After you have installed your oven, there is still a great deal of moisture in the mortars, hearth concrete, vermiculite, and the oven chamber and vent themselves. Each of these oven components was recently produced using an air-drying, water-based process. Simply letting the oven stand for a week does very little to "cure" the moisture out of them oven. In fact, the Forno Bravo precast oven producer recommends letting the oven stand for a week after it has been assmebled before "starting" the curing process. Thicker sections of concrete can take many weeks to cure.
You are trying to avoid two problems. First, any mortar or concrete that dries too fast shrinks and cracks. These cracks can let hot air and/or smoke escape from the oven chamber. Second, if you bring your oven up to heat while there is still sufficient moisture in the oven dome or mortars, you will actually create steam, which can produce hairline fractures, or even cracks in your oven. I heard a story (possibly an urban legend) from one of our installers who used to work with one of our competitor's ovens, where the home owner lit such a large fire in a non-cured oven that a chunck of the oven dome actually blew out the front door. Hmmm. Maybe.
Also, using a space heater can help, but only so far. It is not an alternative to fire curing. We ran a space heater in an assembled Forno Bravo precast oven for two days, then quickly heated the oven up, (don't do this at home -- it was an experiement to see what would happen to an oven that we have here) and we found that we created a very large amount of steam from the oven, mortars and vermiculite, which went on for hours and hours.

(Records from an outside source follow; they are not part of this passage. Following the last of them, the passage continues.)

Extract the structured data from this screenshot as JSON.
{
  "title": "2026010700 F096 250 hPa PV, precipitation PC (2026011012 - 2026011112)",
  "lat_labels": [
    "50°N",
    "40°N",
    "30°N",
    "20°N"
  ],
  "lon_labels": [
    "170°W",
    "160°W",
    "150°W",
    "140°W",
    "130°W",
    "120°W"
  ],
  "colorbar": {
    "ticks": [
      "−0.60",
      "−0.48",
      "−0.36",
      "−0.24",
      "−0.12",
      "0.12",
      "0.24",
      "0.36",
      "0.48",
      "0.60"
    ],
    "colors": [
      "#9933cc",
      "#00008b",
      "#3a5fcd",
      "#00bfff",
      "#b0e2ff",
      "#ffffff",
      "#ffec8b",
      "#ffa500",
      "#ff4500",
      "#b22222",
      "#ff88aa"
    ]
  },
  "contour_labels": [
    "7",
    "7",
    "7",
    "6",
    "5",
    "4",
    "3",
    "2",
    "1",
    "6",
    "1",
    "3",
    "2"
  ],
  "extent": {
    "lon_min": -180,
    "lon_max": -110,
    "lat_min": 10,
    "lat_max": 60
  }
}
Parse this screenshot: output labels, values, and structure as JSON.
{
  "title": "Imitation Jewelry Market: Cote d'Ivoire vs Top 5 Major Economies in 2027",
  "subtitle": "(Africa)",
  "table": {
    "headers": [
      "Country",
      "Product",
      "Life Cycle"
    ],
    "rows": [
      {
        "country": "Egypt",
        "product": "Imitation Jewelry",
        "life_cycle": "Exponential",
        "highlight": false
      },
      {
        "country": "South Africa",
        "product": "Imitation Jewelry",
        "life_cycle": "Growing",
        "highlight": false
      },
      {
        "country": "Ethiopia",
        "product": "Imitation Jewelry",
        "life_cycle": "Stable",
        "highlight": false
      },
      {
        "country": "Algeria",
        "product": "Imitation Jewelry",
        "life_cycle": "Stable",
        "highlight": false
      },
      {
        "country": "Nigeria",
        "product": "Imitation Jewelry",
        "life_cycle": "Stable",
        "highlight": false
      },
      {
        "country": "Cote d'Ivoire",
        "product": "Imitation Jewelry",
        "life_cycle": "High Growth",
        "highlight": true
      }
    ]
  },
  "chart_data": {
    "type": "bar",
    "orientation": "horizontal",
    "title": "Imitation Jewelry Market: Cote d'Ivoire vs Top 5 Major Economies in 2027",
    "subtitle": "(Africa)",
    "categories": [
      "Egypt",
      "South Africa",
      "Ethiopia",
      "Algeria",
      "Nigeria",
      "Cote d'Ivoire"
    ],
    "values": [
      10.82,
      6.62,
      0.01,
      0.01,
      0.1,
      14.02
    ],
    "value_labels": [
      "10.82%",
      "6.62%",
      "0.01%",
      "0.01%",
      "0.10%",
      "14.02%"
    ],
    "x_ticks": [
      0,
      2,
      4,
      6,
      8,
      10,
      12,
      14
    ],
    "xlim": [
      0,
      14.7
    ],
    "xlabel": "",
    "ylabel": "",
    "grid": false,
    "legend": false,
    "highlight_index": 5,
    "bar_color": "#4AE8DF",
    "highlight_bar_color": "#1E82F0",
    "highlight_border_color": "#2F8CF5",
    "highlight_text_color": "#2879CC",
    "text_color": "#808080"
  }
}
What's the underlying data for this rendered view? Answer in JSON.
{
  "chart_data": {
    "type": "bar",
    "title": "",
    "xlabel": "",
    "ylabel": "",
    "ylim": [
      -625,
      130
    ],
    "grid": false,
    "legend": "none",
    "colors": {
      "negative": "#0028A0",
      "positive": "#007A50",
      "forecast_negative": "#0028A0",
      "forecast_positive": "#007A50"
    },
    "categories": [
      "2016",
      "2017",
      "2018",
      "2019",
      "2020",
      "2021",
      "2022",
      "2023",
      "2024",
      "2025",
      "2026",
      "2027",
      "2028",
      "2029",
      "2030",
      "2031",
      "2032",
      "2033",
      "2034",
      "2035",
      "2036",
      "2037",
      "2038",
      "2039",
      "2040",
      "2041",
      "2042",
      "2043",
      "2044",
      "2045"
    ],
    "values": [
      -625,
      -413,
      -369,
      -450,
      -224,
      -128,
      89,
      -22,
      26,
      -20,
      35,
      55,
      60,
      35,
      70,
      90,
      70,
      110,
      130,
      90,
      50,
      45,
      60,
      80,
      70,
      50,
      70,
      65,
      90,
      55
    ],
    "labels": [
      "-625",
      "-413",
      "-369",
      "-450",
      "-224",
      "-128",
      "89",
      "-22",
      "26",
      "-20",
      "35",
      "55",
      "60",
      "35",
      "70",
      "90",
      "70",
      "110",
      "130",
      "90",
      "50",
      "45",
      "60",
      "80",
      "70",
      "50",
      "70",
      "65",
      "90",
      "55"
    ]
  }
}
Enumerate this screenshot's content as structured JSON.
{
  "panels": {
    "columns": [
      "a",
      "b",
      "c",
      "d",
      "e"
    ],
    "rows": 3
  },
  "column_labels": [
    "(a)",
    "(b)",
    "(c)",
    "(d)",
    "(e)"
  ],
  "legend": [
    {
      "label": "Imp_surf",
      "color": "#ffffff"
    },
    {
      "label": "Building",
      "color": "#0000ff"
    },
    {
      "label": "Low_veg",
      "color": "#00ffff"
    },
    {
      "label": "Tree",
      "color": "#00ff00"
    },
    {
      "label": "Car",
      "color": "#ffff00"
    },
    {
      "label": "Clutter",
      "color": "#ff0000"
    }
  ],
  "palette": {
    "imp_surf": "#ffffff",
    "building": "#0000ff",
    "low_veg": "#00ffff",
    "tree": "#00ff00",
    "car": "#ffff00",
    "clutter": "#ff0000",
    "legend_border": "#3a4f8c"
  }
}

To be safe, here is a good curing schedule.
1. Let the oven sit for a week or so after you have finished the dome.
2. Run a series of seven fires, starting with a small, newspaper-only fire.
3. Increase the size of the fire each day by about 100F
4. Let the oven fall back to cool as soon as you reach the temperature you want. It is important to bring the oven up to heat gently, then back down to cold, each time.
5. If you don't have an infrared thermometer, try this schedule:
Newspaper and a little kindling
1 stick of 2"x3"X16" wood
2 sticks of wood
3 sticks of wood
4 sticks of wood
5 sticks of wood
Should I cure before covering the dome in vermiculite or after?
I would like to cure after to ensure that I cover the blanket from the elements?